<59>Le tonnerre en éclats va fondre sur ma tête;
Environné d'écueils, couvert de mes débris,
A l'aspect des dangers qui partout me menacent,
Les cœurs des pilotes se glacent,
Ils cherchent, mais en vain, un port ou des abris.
Du bonheur de l'État la source s'est tarie,
La palme a disparu, les lauriers sont fanés;
Mon âme, de soupirs et de larmes nourrie,
De tant de pertes attendrie,
Pourra-t-elle survivre aux jours infortunés
Qui sont près d'éclairer la fin de ma patrie?
Devoirs jadis sacrés, désormais superflus!

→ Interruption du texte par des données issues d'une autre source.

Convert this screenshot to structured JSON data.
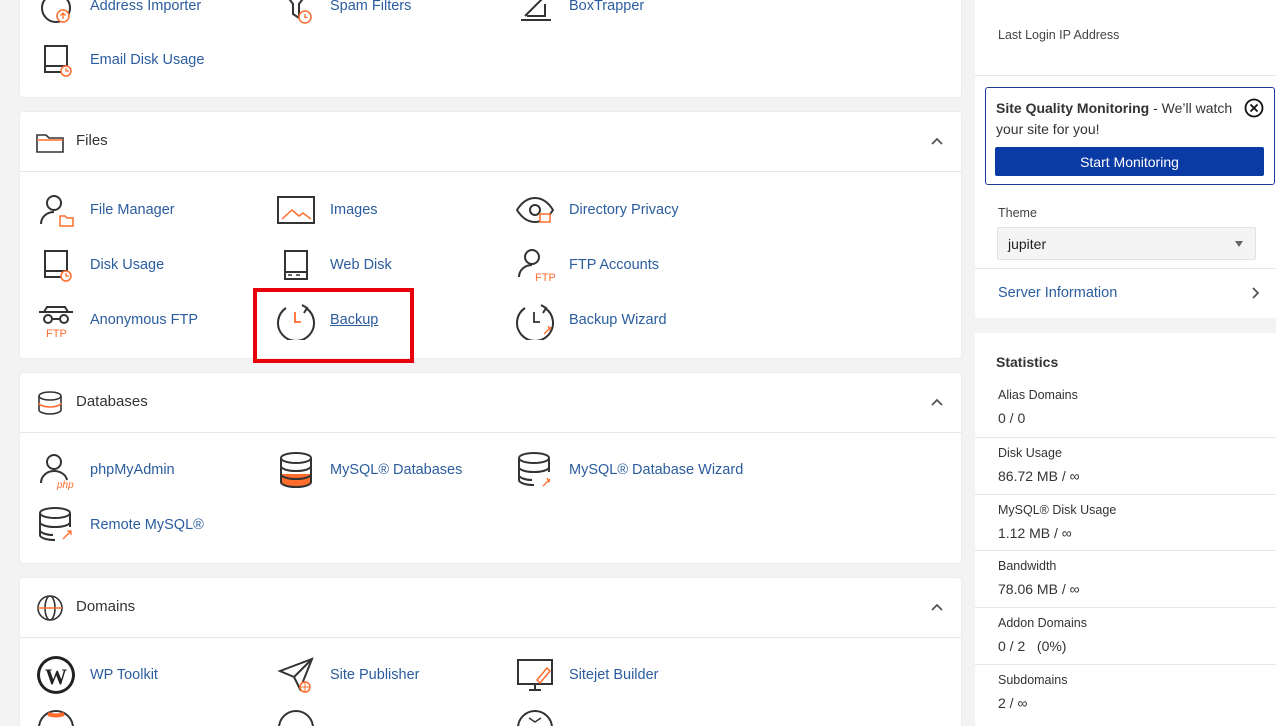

Défenseur de l'État, mon bras ne peut donc plus
Venger son nom, venger sa gloire,
En perpétuant la mémoire
De nos ennemis confondus!
Nos héros sont détruits, nos triomphes perdus;
Par le nombre, par la puissance
Accablés, à demi vaincus,
Nous perdons jusqu'à l'espérance
De relever jamais nos temples abattus.
Vous, de la liberté héros que je révère,
O mânes de Caton! ô mânes de Brutus!
C'est votre exemple qui m'éclaire
Parmi l'erreur et les abus;
C'est votre flambeau funéraire
Qui m'instruit du chemin, peu connu du vulgaire,
Qu'ont aux mortels tracé vos antiques vertus.
Tes simples citoyens, Rome, en des temps sublimes,
Étaient-ils donc plus magnanimes
Qu'en ce siècle les plus grands rois?